Second Serve
By JIM ALBRECHT
PTR Instructor
Mid-summer, and our tennis activities are still going strong! Enthusiasm for both the game and our involvement is peaking about now. It is natural for players at all levels to look critically at their recent activities on the court to evaluate their performances in light their desired accomplishments at the beginning versus what was actually accomplished to date.
So, let's reiterate the guidelines we examined back in April to give a frame-of-reference within which we can compare our own personal performances on court.
Three fundamental rules for tennis doubles team play!
Number one: Get your first serve in! It does not have to be hit at light speed…it does, however, need to go deep in the appropriate service box (deuce or add courts) with at least moderate spin on it.
Number two: Never, and I mean never, hit anything to the opposing net player.. always try to hit your returns away from the net player!
Number three: When you get into trouble lob, lob, lob! Make sure that your lob is hit high and deep, preferably down the middle to your opponents' baseline. Try for both height and depth, but in any case do not sacrifice height. Hit it high! (When it comes down, it ought to have frost on it!) Remember also that you do not have to wait 'til you are in trouble to lob, you can do so at any time. (Usually catches your opponents asleep).
Play as a team! You must do everything you can to encourage and help your partner to succeed.
This is your primary responsibility to your partner. Encourage your partner! Have complete confidence in your partner and make sure that they know it!
Do not coach your partner, your role is one of support. You are not there to instruct your partner on how to play tennis. Remember that on a doubles team no one is in charge, no one is the boss! Believe it!!
As a team you must do everything you can to help your opponents lose! Do absolutely nothing to help your opponents to win! Always attack the weakest player on the opposing team.
This will tend to divide them and cause them to react individually and not as a team! When you make an error, do not hold an autopsy or post-mortem, either aloud or in your head.
Make no excuses, but (just like an Etch-A-Sketch,) erase it from your conscious mind and go right on to the next point!

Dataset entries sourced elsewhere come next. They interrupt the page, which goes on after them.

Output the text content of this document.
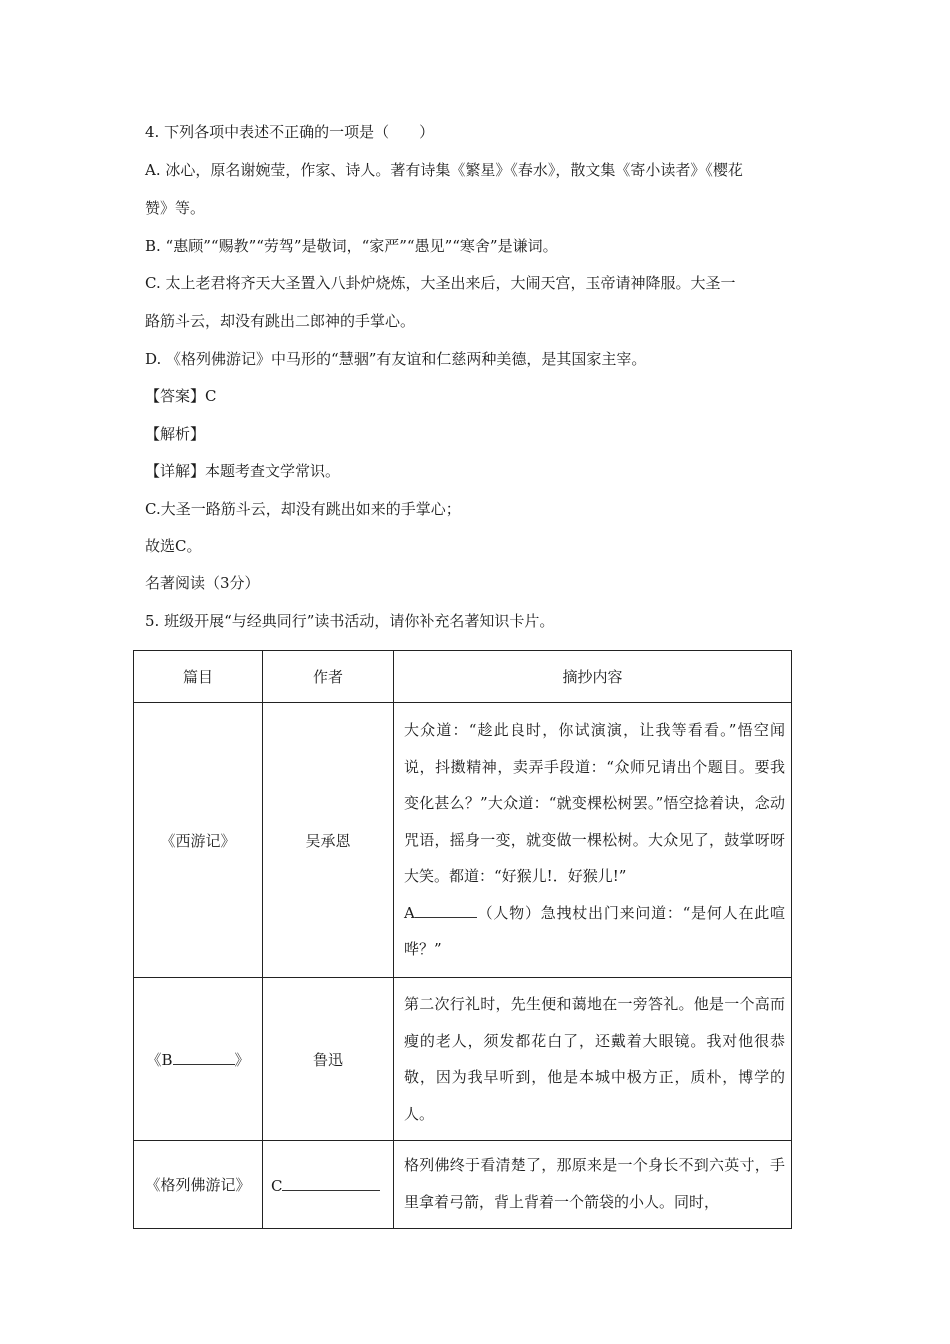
4. 下列各项中表述不正确的一项是（　　）

A. 冰心，原名谢婉莹，作家、诗人。著有诗集《繁星》《春水》，散文集《寄小读者》《樱花

赞》等。

B. “惠顾”“赐教”“劳驾”是敬词，“家严”“愚见”“寒舍”是谦词。

C. 太上老君将齐天大圣置入八卦炉烧炼，大圣出来后，大闹天宫，玉帝请神降服。大圣一

路筋斗云，却没有跳出二郎神的手掌心。

D. 《格列佛游记》中马形的“慧骃”有友谊和仁慈两种美德，是其国家主宰。

【答案】C

【解析】

【详解】本题考查文学常识。

C.大圣一路筋斗云，却没有跳出如来的手掌心；

故选C。

名著阅读（3分）

5. 班级开展“与经典同行”读书活动，请你补充名著知识卡片。

篇目	作者	摘抄内容
《西游记》	吴承恩	大众道：“趁此良时，你试演演，让我等看看。”悟空闻说，抖擞精神，卖弄手段道：“众师兄请出个题目。要我变化甚么？”大众道：“就变棵松树罢。”悟空捻着诀，念动咒语，摇身一变，就变做一棵松树。大众见了，鼓掌呀呀大笑。都道：“好猴儿!．好猴儿!”
A （人物）急拽杖出门来问道：“是何人在此喧哗？”
《B 》	鲁迅	第二次行礼时，先生便和蔼地在一旁答礼。他是一个高而瘦的老人，须发都花白了，还戴着大眼镜。我对他很恭敬，因为我早听到，他是本城中极方正，质朴，博学的人。
《格列佛游记》	C	格列佛终于看清楚了，那原来是一个身长不到六英寸，手里拿着弓箭，背上背着一个箭袋的小人。同时，
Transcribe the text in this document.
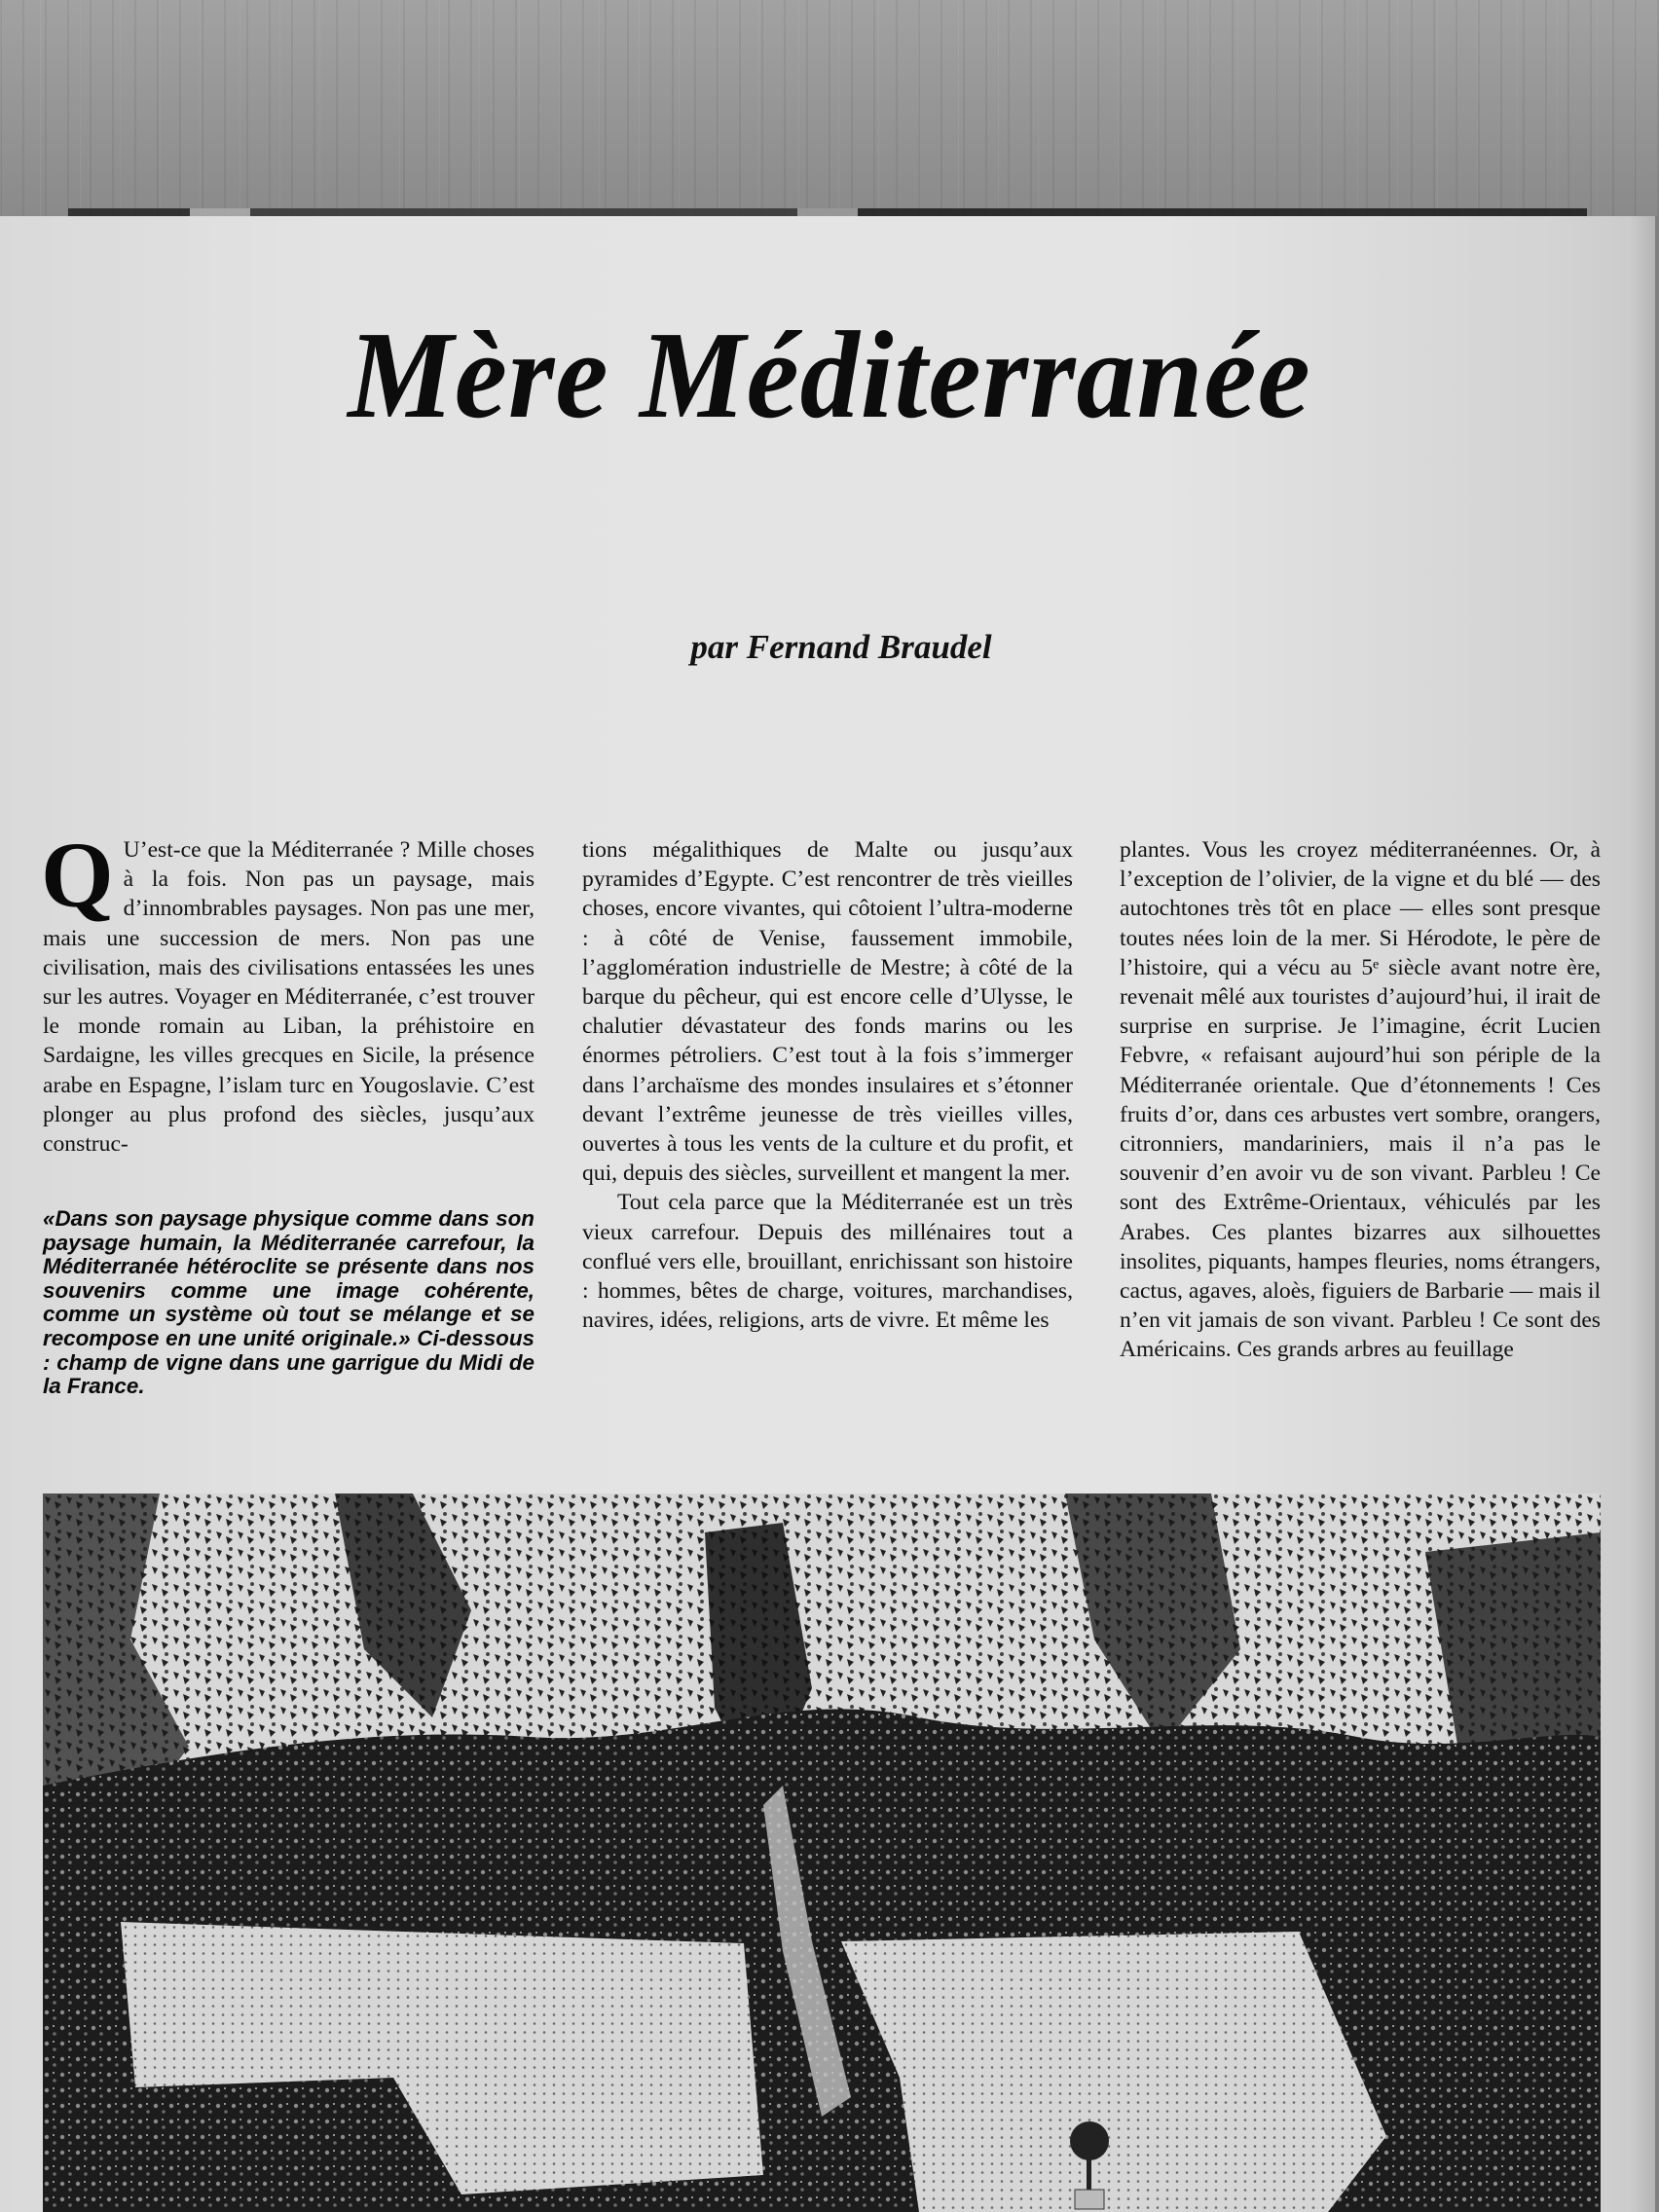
Mère Méditerranée
par Fernand Braudel
Q U’est-ce que la Méditerranée ? Mille choses à la fois. Non pas un paysage, mais d’innombrables paysages. Non pas une mer, mais une succession de mers. Non pas une civilisation, mais des civilisations entassées les unes sur les autres. Voyager en Méditerranée, c’est trouver le monde romain au Liban, la préhistoire en Sardaigne, les villes grecques en Sicile, la présence arabe en Espagne, l’islam turc en Yougoslavie. C’est plonger au plus profond des siècles, jusqu’aux construc-

«Dans son paysage physique comme dans son paysage humain, la Méditerranée carrefour, la Méditerranée hétéroclite se présente dans nos souvenirs comme une image cohérente, comme un système où tout se mélange et se recompose en une unité originale.» Ci-dessous : champ de vigne dans une garrigue du Midi de la France.

tions mégalithiques de Malte ou jusqu’aux pyramides d’Egypte. C’est rencontrer de très vieilles choses, encore vivantes, qui côtoient l’ultra-moderne : à côté de Venise, faussement immobile, l’agglomération industrielle de Mestre; à côté de la barque du pêcheur, qui est encore celle d’Ulysse, le chalutier dévastateur des fonds marins ou les énormes pétroliers. C’est tout à la fois s’immerger dans l’archaïsme des mondes insulaires et s’étonner devant l’extrême jeunesse de très vieilles villes, ouvertes à tous les vents de la culture et du profit, et qui, depuis des siècles, surveillent et mangent la mer.

Tout cela parce que la Méditerranée est un très vieux carrefour. Depuis des millénaires tout a conflué vers elle, brouillant, enrichissant son histoire : hommes, bêtes de charge, voitures, marchandises, navires, idées, religions, arts de vivre. Et même les

plantes. Vous les croyez méditerranéennes. Or, à l’exception de l’olivier, de la vigne et du blé — des autochtones très tôt en place — elles sont presque toutes nées loin de la mer. Si Hérodote, le père de l’histoire, qui a vécu au 5ᵉ siècle avant notre ère, revenait mêlé aux touristes d’aujourd’hui, il irait de surprise en surprise. Je l’imagine, écrit Lucien Febvre, « refaisant aujourd’hui son périple de la Méditerranée orientale. Que d’étonnements ! Ces fruits d’or, dans ces arbustes vert sombre, orangers, citronniers, mandariniers, mais il n’a pas le souvenir d’en avoir vu de son vivant. Parbleu ! Ce sont des Extrême-Orientaux, véhiculés par les Arabes. Ces plantes bizarres aux silhouettes insolites, piquants, hampes fleuries, noms étrangers, cactus, agaves, aloès, figuiers de Barbarie — mais il n’en vit jamais de son vivant. Parbleu ! Ce sont des Américains. Ces grands arbres au feuillage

Do not show, by facial expression, body language, or verbal comment aloud, any displeasure you may be feeling about anything which has transpired on the tennis court. Remain up-beat and confident at all times. Do not let your opponents divide you; keep your cool and play as a team!
After each point, whether won or lost, (and this is important!) both you and your partner congratulate each other by touching hands, high-fives, or touching racquets, or in some other appropriate way, to show appreciation for each others efforts, even though you may have lost the point, game, or match!
Additionally, after each point played you and your partner should join each other behind the base line for a brief conference as to how you plan to win the next point!
Finally, you and your partner are responsible to call all balls that land in the court or are directed to the court on your side of the net!
Do not allow your opponents to make any calls for you! It is your responsibility and yours alone to do this.
Remember that a ball is not out until it is called "out" and continues in play until it is called "out!"
In a noisy environment, use hand signals along with your verbal call to indicate an "out" ball.
This is the courteous thing to do and if your opponents are not doing so ask them to please include a visual signal with their "out" calls.
So, in reviewing our activities over the past few months, how many of us can say that we have included any of these guidelines in our activities on the courts this season?
Have you? How and with what results?
And to what extent did they help your game, if at all?
If you have not included any of these guidelines in your tennis activities, and did not at least give some of them a try, why not?